The report, by AF consult, claims to “look at the lowest cost way of getting to the targets the UK has accepted for reducing its greenhouse gas emissions.” The paper modelled three separate policy scenarios and estimated the associated costs of each scenario in meeting targets.
Scenario one modelled the least cost way of meeting electricity demand without policy demand. AF predicts that such a scenario would incur total generation costs of £780 billion at 5.8p/kWh.
Scenario two modelled the cheapest method of meeting electricity demand whilst hitting carbon reduction targets. AF suggests that the cheapest method of meeting the UK’s carbon emission targets would be a combination of nuclear and gas at a total cost of £960 million at 7.2p/kWh.
Scenario three was identical to scenario two, but added the additional requirement of meeting renewable electricity generation targets. AF predicts that adding renewables into the mix would increase total generation costs by 15 percent, to £1,100 billion, at a cost of 8.4p/kWh.
The report concludes that the introduction of renewable targets and emissions will add around 40 percent extra overall costs compared to no targets at all.
REA Chief Executive Gaynor Hartnell hit back at the report, stating: “It is not just a question of finding the cheapest way to save carbon. A secure energy future is one where the fuels don’t run out, and nor do the places to store their waste. Do we really want to remain tied to unstable political regimes, or to the end of a pipeline which is tapped into by lots of energy-hungry economies before it reaches us? Renewable energy solves these problems, and brings many other advantages.”
Hartnell continued: “We have an ambitious renewable energy target for good reason. The challenge to Government is to achieve it cost-effectively. This means clear policy intent, backed up by stable policies to deliver. Government needs to stand behind the targets it recently endorsed and widen its focus to encompass renewables at the cheaper end of the spectrum.”

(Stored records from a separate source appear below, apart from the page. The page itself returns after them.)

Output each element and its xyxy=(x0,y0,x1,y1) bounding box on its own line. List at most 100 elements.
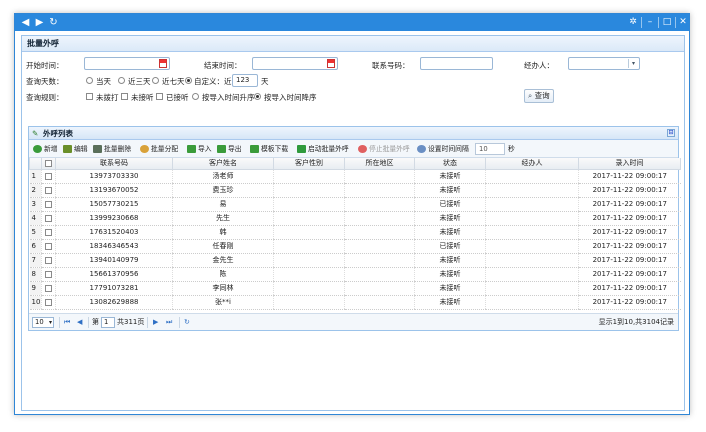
calendar-icon[interactable] xyxy=(327,59,335,68)
days-radio-custom[interactable] xyxy=(185,77,192,84)
cell-phone: 17631520403 xyxy=(55,225,173,240)
row-checkbox[interactable] xyxy=(45,186,52,194)
template-download-button[interactable]: 模板下载 xyxy=(249,142,288,156)
table-row[interactable]: 1 13973703330 汤老师 未接听 2017-11-22 09:00:17 xyxy=(29,169,681,184)
phone-input[interactable] xyxy=(420,57,493,70)
cell-agent xyxy=(485,253,579,268)
column-header[interactable]: 录入时间 xyxy=(578,158,681,170)
select-all-checkbox[interactable] xyxy=(45,159,52,167)
table-row[interactable]: 4 13999230668 先生 未接听 2017-11-22 09:00:17 xyxy=(29,211,681,226)
column-header[interactable]: 状态 xyxy=(414,158,486,170)
days-radio-today[interactable] xyxy=(86,77,93,84)
first-page-icon[interactable]: ⏮ xyxy=(64,318,70,327)
refresh-icon[interactable]: ↻ xyxy=(47,16,60,29)
calendar-icon[interactable] xyxy=(159,59,167,68)
cell-phone: 15661370956 xyxy=(55,267,173,282)
export-button[interactable]: 导出 xyxy=(216,142,242,156)
row-checkbox[interactable] xyxy=(45,228,52,236)
select-all-cell xyxy=(41,158,56,170)
days-option-label: 近三天 xyxy=(128,77,151,86)
prev-page-icon[interactable]: ◀ xyxy=(77,318,82,327)
export-icon xyxy=(217,145,226,153)
row-checkbox[interactable] xyxy=(45,214,52,222)
table-row[interactable]: 2 13193670052 费玉珍 未接听 2017-11-22 09:00:17 xyxy=(29,183,681,198)
cell-time: 2017-11-22 09:00:17 xyxy=(578,225,681,240)
forward-icon[interactable]: ▶ xyxy=(33,16,46,29)
row-checkbox[interactable] xyxy=(45,270,52,278)
days-radio-3[interactable] xyxy=(118,77,125,84)
cell-phone: 13193670052 xyxy=(55,183,173,198)
edit-button[interactable]: 编辑 xyxy=(62,142,88,156)
row-checkbox[interactable] xyxy=(45,256,52,264)
row-number: 1 xyxy=(29,169,42,184)
column-header[interactable]: 客户性别 xyxy=(273,158,345,170)
edit-icon xyxy=(63,145,72,153)
settings-icon[interactable]: ✲ xyxy=(627,16,639,29)
minimize-icon[interactable]: – xyxy=(644,16,656,29)
next-page-icon[interactable]: ▶ xyxy=(153,318,158,327)
page-number-input[interactable]: 1 xyxy=(101,317,115,328)
days-unit: 天 xyxy=(261,77,269,86)
order-radio-desc[interactable] xyxy=(254,93,261,100)
batch-assign-button[interactable]: 批量分配 xyxy=(139,142,178,156)
maximize-icon[interactable]: □ xyxy=(661,16,673,29)
rule-check-answered[interactable] xyxy=(156,93,163,100)
start-time-input[interactable] xyxy=(84,57,170,70)
rule-check-not-dialed[interactable] xyxy=(86,93,93,100)
query-form: 开始时间： 结束时间： 联系号码： 经办人： ▾ 查询天数： 当天 近三天 近七… xyxy=(22,52,684,122)
cell-status: 未接听 xyxy=(414,225,486,240)
set-interval-button[interactable]: 设置时间间隔 xyxy=(416,142,469,156)
table-row[interactable]: 5 17631520403 韩 未接听 2017-11-22 09:00:17 xyxy=(29,225,681,240)
column-header[interactable]: 联系号码 xyxy=(55,158,173,170)
rule-check-not-answered[interactable] xyxy=(121,93,128,100)
column-header[interactable]: 客户姓名 xyxy=(172,158,274,170)
cell-time: 2017-11-22 09:00:17 xyxy=(578,239,681,254)
query-button[interactable]: ⌕ 查询 xyxy=(524,89,554,103)
app-window: ◀ ▶ ↻ ✲ – □ ✕ 批量外呼 开始时间： 结束时间： 联系号码： 经办人… xyxy=(14,13,690,415)
column-header[interactable]: 经办人 xyxy=(485,158,579,170)
table-row[interactable]: 6 18346346543 任春刚 已接听 2017-11-22 09:00:17 xyxy=(29,239,681,254)
back-icon[interactable]: ◀ xyxy=(19,16,32,29)
row-checkbox[interactable] xyxy=(45,242,52,250)
row-number: 6 xyxy=(29,239,42,254)
custom-days-input[interactable]: 123 xyxy=(232,74,258,87)
stop-batch-call-button[interactable]: 停止批量外呼 xyxy=(357,142,410,156)
grid-toolbar: 新增 编辑 批量删除 批量分配 导入 导出 模板下载 启动批量外呼 停止批量外呼… xyxy=(29,140,678,158)
import-button[interactable]: 导入 xyxy=(186,142,212,156)
close-icon[interactable]: ✕ xyxy=(677,16,689,29)
table-row[interactable]: 10 13082629888 张**i 未接听 2017-11-22 09:00:17 xyxy=(29,295,681,310)
batch-assign-label: 批量分配 xyxy=(151,145,179,153)
last-page-icon[interactable]: ⏭ xyxy=(166,318,172,327)
cell-phone: 17791073281 xyxy=(55,281,173,296)
row-select-cell xyxy=(41,211,56,226)
batch-delete-label: 批量删除 xyxy=(104,145,132,153)
table-row[interactable]: 8 15661370956 陈 未接听 2017-11-22 09:00:17 xyxy=(29,267,681,282)
order-radio-asc[interactable] xyxy=(192,93,199,100)
collapse-icon[interactable]: ⊟ xyxy=(667,129,675,137)
row-checkbox[interactable] xyxy=(45,284,52,292)
start-batch-call-button[interactable]: 启动批量外呼 xyxy=(296,142,349,156)
page-size-select[interactable]: 10 ▾ xyxy=(32,317,54,328)
row-checkbox[interactable] xyxy=(45,200,52,208)
table-row[interactable]: 9 17791073281 李同林 未接听 2017-11-22 09:00:17 xyxy=(29,281,681,296)
table-row[interactable]: 7 13940140979 金先生 未接听 2017-11-22 09:00:17 xyxy=(29,253,681,268)
refresh-icon[interactable]: ↻ xyxy=(184,318,190,327)
row-select-cell xyxy=(41,295,56,310)
days-option-label: 近七天 xyxy=(162,77,185,86)
row-checkbox[interactable] xyxy=(45,298,52,306)
column-header[interactable]: 所在地区 xyxy=(344,158,415,170)
agent-select[interactable]: ▾ xyxy=(568,57,640,70)
days-radio-7[interactable] xyxy=(152,77,159,84)
grid-title-text: 外呼列表 xyxy=(43,129,73,138)
row-checkbox[interactable] xyxy=(45,172,52,180)
table-row[interactable]: 3 15057730215 易 已接听 2017-11-22 09:00:17 xyxy=(29,197,681,212)
stop-icon xyxy=(358,145,367,153)
chevron-down-icon[interactable]: ▾ xyxy=(628,59,638,68)
end-time-input[interactable] xyxy=(252,57,338,70)
edit-button-label: 编辑 xyxy=(74,145,88,153)
row-number: 2 xyxy=(29,183,42,198)
add-button[interactable]: 新增 xyxy=(32,142,58,156)
interval-unit: 秒 xyxy=(508,145,515,153)
cell-time: 2017-11-22 09:00:17 xyxy=(578,253,681,268)
batch-delete-button[interactable]: 批量删除 xyxy=(92,142,131,156)
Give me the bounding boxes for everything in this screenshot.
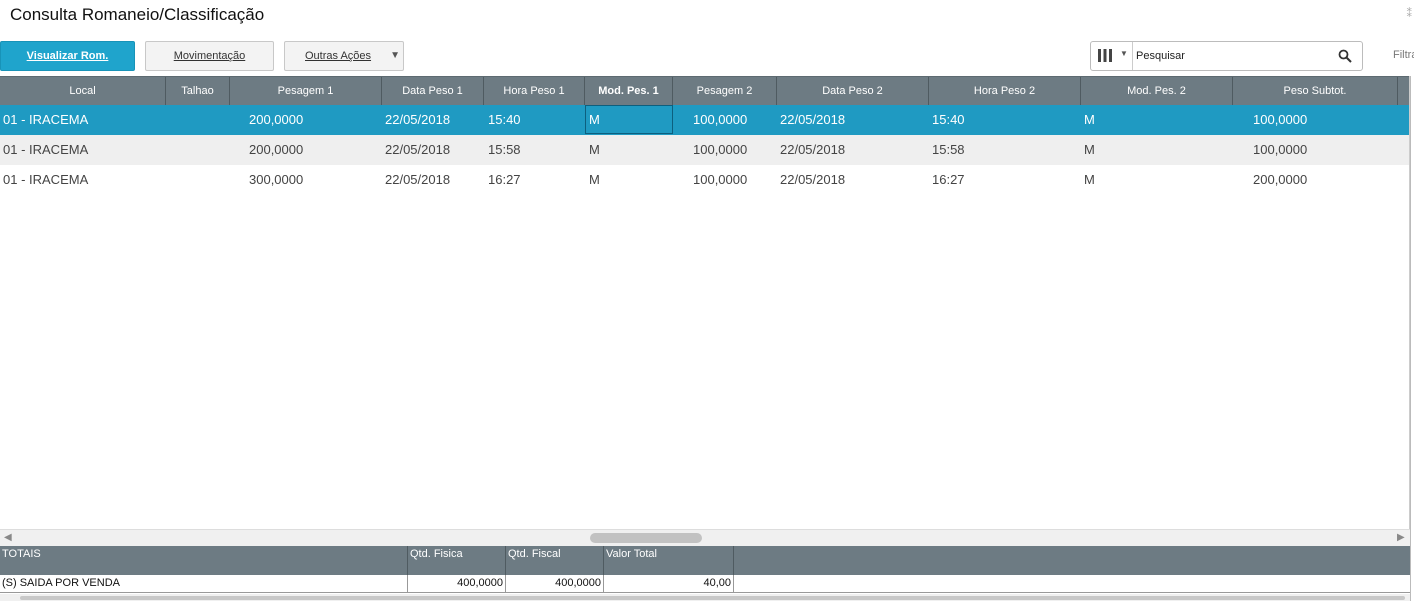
col-header-peso-subtot[interactable]: Peso Subtot. bbox=[1233, 77, 1398, 106]
cell-local: 01 - IRACEMA bbox=[3, 112, 89, 127]
caret-down-icon: ▼ bbox=[390, 50, 400, 61]
table-row[interactable]: 01 - IRACEMA 200,0000 22/05/2018 15:40 M… bbox=[0, 105, 1410, 135]
col-header-data-peso-1[interactable]: Data Peso 1 bbox=[382, 77, 484, 106]
search-icon[interactable] bbox=[1338, 49, 1352, 63]
right-panel-edge bbox=[1410, 76, 1414, 601]
cell-hora-peso-2: 16:27 bbox=[932, 172, 965, 187]
cell-peso-subtot: 200,0000 bbox=[1253, 172, 1308, 187]
col-header-pesagem-1[interactable]: Pesagem 1 bbox=[230, 77, 382, 106]
totals-row-label: (S) SAIDA POR VENDA bbox=[0, 575, 408, 592]
scroll-left-icon[interactable]: ◀ bbox=[4, 530, 12, 546]
visualizar-rom-label: Visualizar Rom. bbox=[26, 50, 109, 62]
cell-pesagem-1: 200,0000 bbox=[249, 112, 304, 127]
scrollbar-thumb[interactable] bbox=[590, 533, 702, 543]
cell-pesagem-1: 200,0000 bbox=[249, 142, 304, 157]
cell-mod-pes-2: M bbox=[1084, 172, 1095, 187]
search-input[interactable] bbox=[1136, 46, 1331, 66]
col-header-mod-pes-1[interactable]: Mod. Pes. 1 bbox=[585, 77, 673, 106]
movimentacao-button[interactable]: Movimentação bbox=[145, 41, 274, 71]
cell-mod-pes-2: M bbox=[1084, 142, 1095, 157]
columns-icon bbox=[1098, 49, 1112, 62]
cell-hora-peso-2: 15:58 bbox=[932, 142, 965, 157]
totals-header-label: TOTAIS bbox=[0, 546, 408, 575]
outras-acoes-button[interactable]: Outras Ações ▼ bbox=[284, 41, 404, 71]
cell-data-peso-1: 22/05/2018 bbox=[385, 142, 451, 157]
totals-header: TOTAIS Qtd. Fisica Qtd. Fiscal Valor Tot… bbox=[0, 546, 1410, 575]
col-header-talhao[interactable]: Talhao bbox=[166, 77, 230, 106]
col-header-mod-pes-2[interactable]: Mod. Pes. 2 bbox=[1081, 77, 1233, 106]
cell-peso-subtot: 100,0000 bbox=[1253, 112, 1308, 127]
visualizar-rom-button[interactable]: Visualizar Rom. bbox=[0, 41, 135, 71]
totals-row: (S) SAIDA POR VENDA 400,0000 400,0000 40… bbox=[0, 575, 1410, 593]
cell-data-peso-1: 22/05/2018 bbox=[385, 112, 451, 127]
search-box: ▼ bbox=[1090, 41, 1363, 71]
scroll-right-icon[interactable]: ▶ bbox=[1397, 530, 1405, 546]
totals-scrollbar[interactable] bbox=[0, 594, 1410, 601]
cell-pesagem-2: 100,0000 bbox=[693, 112, 748, 127]
totals-header-qtd-fiscal: Qtd. Fiscal bbox=[506, 546, 604, 575]
cell-pesagem-1: 300,0000 bbox=[249, 172, 304, 187]
col-header-pesagem-2[interactable]: Pesagem 2 bbox=[673, 77, 777, 106]
outras-acoes-label: Outras Ações bbox=[305, 50, 372, 62]
movimentacao-label: Movimentação bbox=[173, 50, 246, 62]
cell-peso-subtot: 100,0000 bbox=[1253, 142, 1308, 157]
totals-header-qtd-fisica: Qtd. Fisica bbox=[408, 546, 506, 575]
totals-scrollbar-thumb[interactable] bbox=[20, 596, 1405, 600]
totals-qtd-fiscal: 400,0000 bbox=[506, 575, 604, 592]
totals-valor-total: 40,00 bbox=[604, 575, 734, 592]
cell-hora-peso-1: 15:58 bbox=[488, 142, 521, 157]
totals-header-valor-total: Valor Total bbox=[604, 546, 734, 575]
col-header-local[interactable]: Local bbox=[0, 77, 166, 106]
col-header-hora-peso-1[interactable]: Hora Peso 1 bbox=[484, 77, 585, 106]
cell-pesagem-2: 100,0000 bbox=[693, 142, 748, 157]
column-selector-button[interactable]: ▼ bbox=[1091, 42, 1133, 70]
horizontal-scrollbar[interactable]: ◀ ▶ bbox=[0, 529, 1410, 546]
filter-link[interactable]: Filtrar bbox=[1393, 49, 1414, 61]
cell-local: 01 - IRACEMA bbox=[3, 142, 89, 157]
totals-qtd-fisica: 400,0000 bbox=[408, 575, 506, 592]
table-row[interactable]: 01 - IRACEMA 200,0000 22/05/2018 15:58 M… bbox=[0, 135, 1410, 165]
cell-hora-peso-2: 15:40 bbox=[932, 112, 965, 127]
cell-mod-pes-1: M bbox=[589, 142, 600, 157]
col-header-hora-peso-2[interactable]: Hora Peso 2 bbox=[929, 77, 1081, 106]
col-header-data-peso-2[interactable]: Data Peso 2 bbox=[777, 77, 929, 106]
cell-mod-pes-1: M bbox=[589, 112, 600, 127]
cell-mod-pes-1: M bbox=[589, 172, 600, 187]
cell-data-peso-2: 22/05/2018 bbox=[780, 172, 846, 187]
page-title: Consulta Romaneio/Classificação bbox=[10, 5, 265, 24]
table-row[interactable]: 01 - IRACEMA 300,0000 22/05/2018 16:27 M… bbox=[0, 165, 1410, 195]
cell-pesagem-2: 100,0000 bbox=[693, 172, 748, 187]
chevron-down-icon: ▼ bbox=[1120, 49, 1128, 58]
cell-hora-peso-1: 15:40 bbox=[488, 112, 521, 127]
cell-hora-peso-1: 16:27 bbox=[488, 172, 521, 187]
grid-header: Local Talhao Pesagem 1 Data Peso 1 Hora … bbox=[0, 76, 1410, 106]
cell-mod-pes-2: M bbox=[1084, 112, 1095, 127]
cell-local: 01 - IRACEMA bbox=[3, 172, 89, 187]
corner-handle-icon: ⁑ bbox=[1406, 8, 1413, 20]
cell-data-peso-1: 22/05/2018 bbox=[385, 172, 451, 187]
cell-data-peso-2: 22/05/2018 bbox=[780, 142, 846, 157]
cell-data-peso-2: 22/05/2018 bbox=[780, 112, 846, 127]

The study was originally developed in conjunction with consultancy KPMG, but a leaked press release which was used as the basis for a number of articles criticising renewable technologies led to intense pressure from green bodies and as a result KPMG decided to scrap publishing the report.
A spokeswoman for the Department of Energy and Climate Change derided the findings as “near pointless” due to the report’s flawed assumptions. DECC continued: “AF aren’t planning for enough generation capacity, they are putting all our eggs into just two energy technologies and they are keeping their fingers crossed that gas prices come good.
“If this sort of short-sighted analysis informed our policies we’d not meet our carbon emission targets and keep the lights on, and the consumer would certainly be worse off.
DECC concluded: “The bargain basement is not the place to look for a responsible long term energy strategy.”